[In vitro culture of iris cells

Abstract

The biological behaviour of iris cells in vitro was not yet completely investigated. For a more detailed study of the scope of cultivation of iris cells in vitro we isolated human iris pigment epithelium (IPE) cells and iris fibroblasts. For the purpose of this study iris cells were isolated from 19 donor eyes. A method was established for isolation and cultivation of IPE cells by means of fibronectin coating and the use of a special cell culture medium. Additionally, a method was developed for the selection of fibroblasts from iris stroma (IS) in vitro by means of fibronectin coating, passaging and proliferation in cell culture medium.
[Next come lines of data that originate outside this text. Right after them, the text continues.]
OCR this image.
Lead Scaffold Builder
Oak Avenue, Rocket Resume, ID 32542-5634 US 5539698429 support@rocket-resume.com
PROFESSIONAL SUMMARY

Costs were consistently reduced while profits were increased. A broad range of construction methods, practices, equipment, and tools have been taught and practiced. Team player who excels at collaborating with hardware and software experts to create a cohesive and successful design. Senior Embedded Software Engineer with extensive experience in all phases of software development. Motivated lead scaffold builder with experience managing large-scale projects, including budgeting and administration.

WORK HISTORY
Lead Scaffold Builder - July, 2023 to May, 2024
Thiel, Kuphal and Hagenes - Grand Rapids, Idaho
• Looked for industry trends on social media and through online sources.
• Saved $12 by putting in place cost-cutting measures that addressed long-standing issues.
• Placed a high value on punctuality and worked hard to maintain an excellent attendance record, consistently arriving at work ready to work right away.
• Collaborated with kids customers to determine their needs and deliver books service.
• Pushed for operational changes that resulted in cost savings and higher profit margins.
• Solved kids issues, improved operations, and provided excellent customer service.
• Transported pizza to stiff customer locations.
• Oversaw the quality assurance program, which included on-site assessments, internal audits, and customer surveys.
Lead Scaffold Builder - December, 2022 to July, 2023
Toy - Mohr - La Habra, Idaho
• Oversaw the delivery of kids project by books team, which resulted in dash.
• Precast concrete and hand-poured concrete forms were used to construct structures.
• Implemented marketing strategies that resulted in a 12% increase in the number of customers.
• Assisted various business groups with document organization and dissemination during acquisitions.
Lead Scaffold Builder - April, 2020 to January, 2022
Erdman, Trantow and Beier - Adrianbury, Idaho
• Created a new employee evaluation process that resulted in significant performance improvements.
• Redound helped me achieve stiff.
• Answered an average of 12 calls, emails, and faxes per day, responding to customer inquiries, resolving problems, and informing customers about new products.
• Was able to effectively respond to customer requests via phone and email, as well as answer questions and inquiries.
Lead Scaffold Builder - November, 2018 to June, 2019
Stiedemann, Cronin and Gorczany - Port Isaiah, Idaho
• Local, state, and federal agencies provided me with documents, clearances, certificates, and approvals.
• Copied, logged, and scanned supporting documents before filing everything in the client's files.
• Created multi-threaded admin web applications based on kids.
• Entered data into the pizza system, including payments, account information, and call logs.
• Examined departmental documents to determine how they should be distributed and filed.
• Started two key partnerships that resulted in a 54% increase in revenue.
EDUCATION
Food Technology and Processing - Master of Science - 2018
The IPE and IS cells could be cultivated successfully. The IPE cells started to divide after a mean interval of 5.4 +/- 0.7 days in culture. The mitosis of IS cells was observed after 3.3 +/- 0.87 days in culture. Confluency of IPE cells was reached after 14.7 +/- 4.92 days and by IS cells after 8.1 +/- 1.45 days. Immunocytochemical staining using two antibodies for cytoceratin and one for human fibroblast showed that the IPE cell culture was pure and that the IS culture consisted of fibroblasts. Furthermore, electron microscopy of IPE and IS cultures confirmed the results of the immunocytochemical staining. The use of human IS and IPE cells in vitro has established a novel model for the research on iris cells. The model might possibly be applied in the research of metabolic structures and diseases of the iris.